The DOJ complaint seems to cast suspicion on Oregon because it registers 90-something percent of the state’s voting age adults. 

It’s not suspicious at all.

Georgia has very similar voter registration rates. It would be odd if a state with automatic voter registration like Oregon or Georgia didn’t have registration rates around 95%. Just realize the assumption here that there’s something fishy about a high voter registration rate.

And there is nothing in federal law or just logically that suggests a high voter registration rate is fishy. Oregon’s voter turnout rates are exactly where we would expect them to be. 

In fact, you would expect, if anything, the DOJ might go to Oregon and other states like Georgia, Michigan, states with automatic voter registration, high voter registration rates, and very accurate voter rolls. And instead of suing them, ask them, hey, can we get some tips so that we might be able to share them with other states?

The lawsuit also suggests Oregon’s low “removal rate,” the rate of ineligible voters removed from the voting rolls each year, is somehow suspect. It is 3.6%, which is less than half the national rate. At the same time, five states have the same or a lower rate, such as Utah. 
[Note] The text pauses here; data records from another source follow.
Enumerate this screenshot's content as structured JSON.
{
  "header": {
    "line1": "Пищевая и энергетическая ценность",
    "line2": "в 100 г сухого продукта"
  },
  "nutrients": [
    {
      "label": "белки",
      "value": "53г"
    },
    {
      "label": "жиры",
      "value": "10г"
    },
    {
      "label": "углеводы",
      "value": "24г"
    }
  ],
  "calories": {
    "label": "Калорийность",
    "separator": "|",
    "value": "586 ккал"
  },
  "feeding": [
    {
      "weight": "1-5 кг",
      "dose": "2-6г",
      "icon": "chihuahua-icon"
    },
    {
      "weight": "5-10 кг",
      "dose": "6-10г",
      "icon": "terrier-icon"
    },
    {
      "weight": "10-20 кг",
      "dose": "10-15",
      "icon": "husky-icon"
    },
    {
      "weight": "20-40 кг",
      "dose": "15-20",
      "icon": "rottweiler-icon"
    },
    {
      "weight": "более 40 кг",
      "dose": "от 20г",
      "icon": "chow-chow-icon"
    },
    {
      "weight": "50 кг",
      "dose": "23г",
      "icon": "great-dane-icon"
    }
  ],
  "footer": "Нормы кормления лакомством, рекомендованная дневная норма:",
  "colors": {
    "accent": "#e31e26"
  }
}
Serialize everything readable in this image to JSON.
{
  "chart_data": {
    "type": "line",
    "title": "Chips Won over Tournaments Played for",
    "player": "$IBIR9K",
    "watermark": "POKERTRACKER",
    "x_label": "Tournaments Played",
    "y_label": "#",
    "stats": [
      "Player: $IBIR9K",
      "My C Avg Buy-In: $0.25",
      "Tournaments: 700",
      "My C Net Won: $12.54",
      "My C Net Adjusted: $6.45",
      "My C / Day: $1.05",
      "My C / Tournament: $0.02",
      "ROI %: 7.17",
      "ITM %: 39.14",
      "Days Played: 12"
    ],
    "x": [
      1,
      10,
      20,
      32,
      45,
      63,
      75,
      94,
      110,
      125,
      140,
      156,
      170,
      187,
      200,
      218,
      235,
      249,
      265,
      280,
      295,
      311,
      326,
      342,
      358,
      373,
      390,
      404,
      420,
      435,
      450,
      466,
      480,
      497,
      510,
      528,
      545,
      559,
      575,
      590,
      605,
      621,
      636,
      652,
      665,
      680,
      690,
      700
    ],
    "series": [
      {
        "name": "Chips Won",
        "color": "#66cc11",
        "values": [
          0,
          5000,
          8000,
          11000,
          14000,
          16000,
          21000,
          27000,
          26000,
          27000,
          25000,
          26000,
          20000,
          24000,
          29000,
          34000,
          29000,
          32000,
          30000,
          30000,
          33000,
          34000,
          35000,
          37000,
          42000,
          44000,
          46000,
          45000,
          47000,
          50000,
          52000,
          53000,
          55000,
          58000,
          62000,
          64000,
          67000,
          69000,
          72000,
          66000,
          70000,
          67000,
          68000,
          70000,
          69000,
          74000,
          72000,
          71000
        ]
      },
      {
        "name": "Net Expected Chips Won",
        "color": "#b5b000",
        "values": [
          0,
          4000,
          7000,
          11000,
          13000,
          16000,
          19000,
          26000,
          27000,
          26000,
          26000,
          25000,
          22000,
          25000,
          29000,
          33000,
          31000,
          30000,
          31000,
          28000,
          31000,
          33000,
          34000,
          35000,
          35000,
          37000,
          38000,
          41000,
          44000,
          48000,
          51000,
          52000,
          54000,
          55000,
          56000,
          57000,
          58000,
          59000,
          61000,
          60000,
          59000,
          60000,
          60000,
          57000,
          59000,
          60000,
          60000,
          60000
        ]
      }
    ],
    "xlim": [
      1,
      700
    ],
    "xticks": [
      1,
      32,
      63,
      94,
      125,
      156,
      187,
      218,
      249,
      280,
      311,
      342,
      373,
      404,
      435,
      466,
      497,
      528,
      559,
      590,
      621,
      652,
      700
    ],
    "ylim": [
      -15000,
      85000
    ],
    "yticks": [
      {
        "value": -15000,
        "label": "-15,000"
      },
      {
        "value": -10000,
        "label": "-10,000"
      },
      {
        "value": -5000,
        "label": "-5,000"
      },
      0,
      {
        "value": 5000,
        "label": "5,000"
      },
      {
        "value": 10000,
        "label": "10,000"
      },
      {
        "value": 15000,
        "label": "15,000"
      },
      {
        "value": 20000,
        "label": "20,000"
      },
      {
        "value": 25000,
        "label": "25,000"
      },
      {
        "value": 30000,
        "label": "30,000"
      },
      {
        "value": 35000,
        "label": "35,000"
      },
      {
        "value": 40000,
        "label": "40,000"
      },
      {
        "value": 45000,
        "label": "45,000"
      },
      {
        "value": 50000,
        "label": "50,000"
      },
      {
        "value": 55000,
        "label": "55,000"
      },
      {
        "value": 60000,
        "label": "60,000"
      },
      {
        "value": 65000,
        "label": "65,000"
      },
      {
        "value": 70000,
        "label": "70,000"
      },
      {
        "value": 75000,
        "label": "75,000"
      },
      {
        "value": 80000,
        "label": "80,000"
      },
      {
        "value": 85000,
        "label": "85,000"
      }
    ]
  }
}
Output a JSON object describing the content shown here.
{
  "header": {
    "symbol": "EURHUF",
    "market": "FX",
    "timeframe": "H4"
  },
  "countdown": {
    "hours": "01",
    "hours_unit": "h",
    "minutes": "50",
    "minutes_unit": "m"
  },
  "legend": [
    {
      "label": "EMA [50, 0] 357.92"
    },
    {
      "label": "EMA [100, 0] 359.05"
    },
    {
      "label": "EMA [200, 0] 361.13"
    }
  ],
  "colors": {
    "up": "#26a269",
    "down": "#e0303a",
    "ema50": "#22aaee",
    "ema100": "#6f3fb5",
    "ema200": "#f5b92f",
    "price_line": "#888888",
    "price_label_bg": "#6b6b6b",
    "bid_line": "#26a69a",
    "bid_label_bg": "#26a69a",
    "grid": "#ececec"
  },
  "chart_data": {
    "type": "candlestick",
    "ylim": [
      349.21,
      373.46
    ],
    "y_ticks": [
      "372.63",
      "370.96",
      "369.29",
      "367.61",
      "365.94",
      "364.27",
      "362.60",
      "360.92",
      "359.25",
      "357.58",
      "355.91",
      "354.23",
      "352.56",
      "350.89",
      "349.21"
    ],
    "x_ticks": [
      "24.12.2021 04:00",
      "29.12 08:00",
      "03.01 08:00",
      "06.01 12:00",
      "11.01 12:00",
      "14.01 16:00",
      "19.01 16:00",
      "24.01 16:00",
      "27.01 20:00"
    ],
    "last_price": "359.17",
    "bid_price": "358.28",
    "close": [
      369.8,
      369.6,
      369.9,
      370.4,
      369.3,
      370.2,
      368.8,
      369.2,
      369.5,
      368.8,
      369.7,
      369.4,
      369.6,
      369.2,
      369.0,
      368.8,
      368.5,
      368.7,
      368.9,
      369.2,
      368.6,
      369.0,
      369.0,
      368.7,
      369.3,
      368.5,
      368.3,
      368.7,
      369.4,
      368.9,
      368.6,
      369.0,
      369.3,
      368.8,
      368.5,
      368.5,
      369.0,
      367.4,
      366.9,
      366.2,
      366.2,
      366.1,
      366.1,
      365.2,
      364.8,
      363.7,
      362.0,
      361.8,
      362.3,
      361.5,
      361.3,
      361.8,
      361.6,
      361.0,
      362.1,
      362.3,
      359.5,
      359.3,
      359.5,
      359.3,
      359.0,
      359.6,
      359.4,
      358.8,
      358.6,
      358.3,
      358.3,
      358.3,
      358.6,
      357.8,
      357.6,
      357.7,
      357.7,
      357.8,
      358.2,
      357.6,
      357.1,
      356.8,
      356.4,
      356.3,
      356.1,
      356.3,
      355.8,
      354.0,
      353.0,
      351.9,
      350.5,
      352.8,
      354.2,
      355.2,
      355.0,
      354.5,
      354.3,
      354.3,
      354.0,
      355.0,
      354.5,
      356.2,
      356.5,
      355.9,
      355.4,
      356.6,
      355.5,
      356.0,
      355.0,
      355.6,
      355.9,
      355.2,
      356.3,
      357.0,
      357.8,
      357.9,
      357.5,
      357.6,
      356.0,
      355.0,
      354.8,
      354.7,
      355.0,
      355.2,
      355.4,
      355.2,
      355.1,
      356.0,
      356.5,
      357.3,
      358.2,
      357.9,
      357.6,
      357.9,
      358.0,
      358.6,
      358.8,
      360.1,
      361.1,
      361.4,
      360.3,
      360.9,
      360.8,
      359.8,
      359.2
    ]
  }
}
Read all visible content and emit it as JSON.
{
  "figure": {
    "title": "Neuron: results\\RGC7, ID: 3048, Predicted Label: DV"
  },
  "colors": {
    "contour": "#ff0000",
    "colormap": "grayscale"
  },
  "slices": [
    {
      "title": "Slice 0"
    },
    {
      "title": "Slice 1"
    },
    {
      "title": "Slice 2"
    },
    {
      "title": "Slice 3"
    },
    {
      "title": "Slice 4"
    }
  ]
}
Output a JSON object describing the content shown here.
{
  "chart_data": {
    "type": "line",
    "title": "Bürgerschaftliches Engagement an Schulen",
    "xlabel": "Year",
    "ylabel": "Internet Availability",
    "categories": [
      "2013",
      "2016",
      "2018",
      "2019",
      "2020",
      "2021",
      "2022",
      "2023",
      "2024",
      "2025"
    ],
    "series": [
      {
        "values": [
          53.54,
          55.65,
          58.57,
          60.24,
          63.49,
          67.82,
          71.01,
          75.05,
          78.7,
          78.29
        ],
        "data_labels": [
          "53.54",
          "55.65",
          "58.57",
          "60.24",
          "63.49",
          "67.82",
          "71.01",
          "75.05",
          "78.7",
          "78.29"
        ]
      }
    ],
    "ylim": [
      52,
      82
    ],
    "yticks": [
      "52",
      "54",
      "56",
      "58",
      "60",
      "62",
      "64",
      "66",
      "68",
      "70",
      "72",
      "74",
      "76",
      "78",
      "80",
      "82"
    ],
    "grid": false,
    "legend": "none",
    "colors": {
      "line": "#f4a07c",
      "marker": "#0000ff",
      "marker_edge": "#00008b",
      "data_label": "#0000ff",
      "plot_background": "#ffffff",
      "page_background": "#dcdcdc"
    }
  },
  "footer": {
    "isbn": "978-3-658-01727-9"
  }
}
The complaint misconstrues what a lot of the data says. That rate is not unusual at all.

I think what, again, some of the allegations in the complaint might reflect is how significantly this administration has decimated the experience base and the capacity of the Justice Department and the Civil Rights Division. 

Why are they doing this?

I think it raises some serious questions. Is the federal government moving from being an enforcer of federal voting law, a resource in maintaining election security, to perhaps preparing to spread disinformation about elections for purely political purposes. That’s not what the Department of Justice is supposed to be doing. I make this point all the time as a former Department of Justice lawyer. The Department of Justice is not the president’s law firm. The president has his own lawyers. That’s why we have a White House Counsel’s Office. The Department of Justice is the law firm for the American people.

To have a president interfering with investigations, directing investigations, is something we’ve never seen before.